Начало памятного сражения в районе Курска застало Василия Степановича Петрова в левом углу знаменитой Курской дуги, перешеек которой гитлеровцы вознамерились пробить, прорвать, продавить хорошо подготовленным, гигантским наступлением и тем самым окружить и уничтожить советские войска в Курском выступе.

К утру 5 июля Петров, в чье подчинение были переданы три батареи артполка, занял огневые позиции западнее деревни Дмитриевки. Свой наблюдательный пункт Петров устроил на крыше одного из дмитриевских домов.

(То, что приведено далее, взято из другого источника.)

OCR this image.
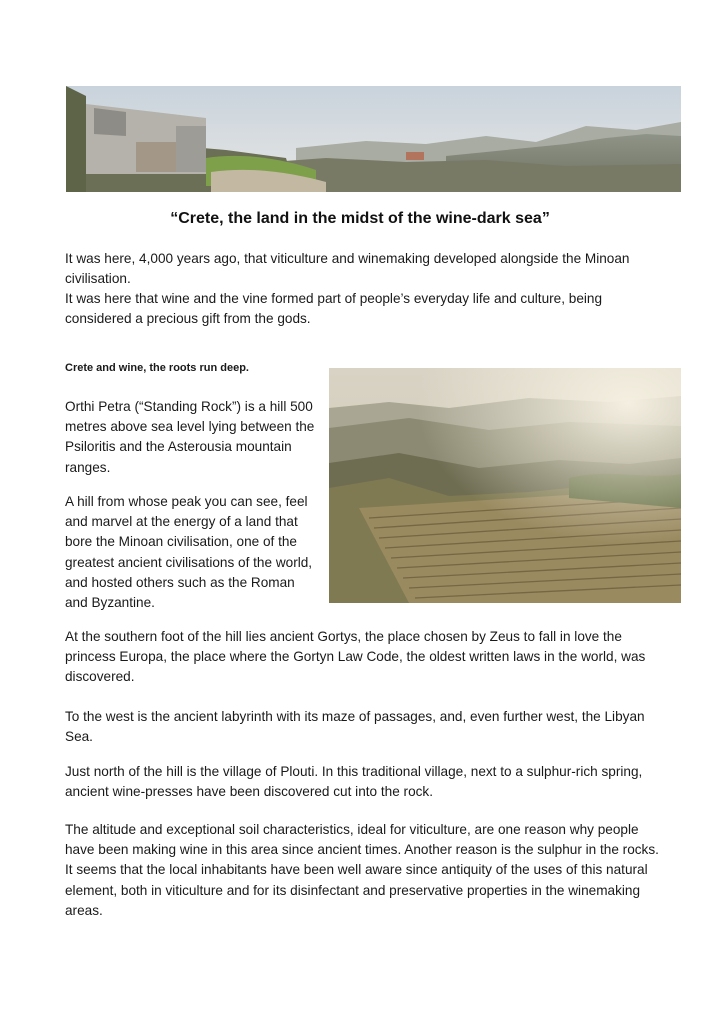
“Crete, the land in the midst of the wine-dark sea”

It was here, 4,000 years ago, that viticulture and winemaking developed alongside the Minoan civilisation.

It was here that wine and the vine formed part of people’s everyday life and culture, being considered a precious gift from the gods.

Crete and wine, the roots run deep.

Orthi Petra (“Standing Rock”) is a hill 500 metres above sea level lying between the Psiloritis and the Asterousia mountain ranges.

A hill from whose peak you can see, feel and marvel at the energy of a land that bore the Minoan civilisation, one of the greatest ancient civilisations of the world, and hosted others such as the Roman and Byzantine.

At the southern foot of the hill lies ancient Gortys, the place chosen by Zeus to fall in love the princess Europa, the place where the Gortyn Law Code, the oldest written laws in the world, was discovered.

To the west is the ancient labyrinth with its maze of passages, and, even further west, the Libyan Sea.

Just north of the hill is the village of Plouti. In this traditional village, next to a sulphur-rich spring, ancient wine-presses have been discovered cut into the rock.

The altitude and exceptional soil characteristics, ideal for viticulture, are one reason why people have been making wine in this area since ancient times. Another reason is the sulphur in the rocks. It seems that the local inhabitants have been well aware since antiquity of the uses of this natural element, both in viticulture and for its disinfectant and preservative properties in the winemaking areas.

Сквозь дымку еще не рассеявшегося предутреннего тумана он видел: гитлеровцы наступают. Все пространство, и ближнее, и дальнее, наполнено было тяжким гулом орудийной канонады, тем слитным, всепроникающим гулом, в котором сливаются выстрелы сотен пушек, рев моторов, пальба пулеметов, винтовок, автоматов, грозный голос гигантской битвы.

Туманная дымка не позволяла отчетливо видеть, что же происходит. Стоя на крыше с биноклем и картой, Петров в течение нескольких первых секунд не мог понять, что за метаморфоза приключилась с лежавшей перед ним местностью. Домики разъезда Коровина почему-то оказались южнее того места, на каком они должны были бы стоять в соответствии с картой.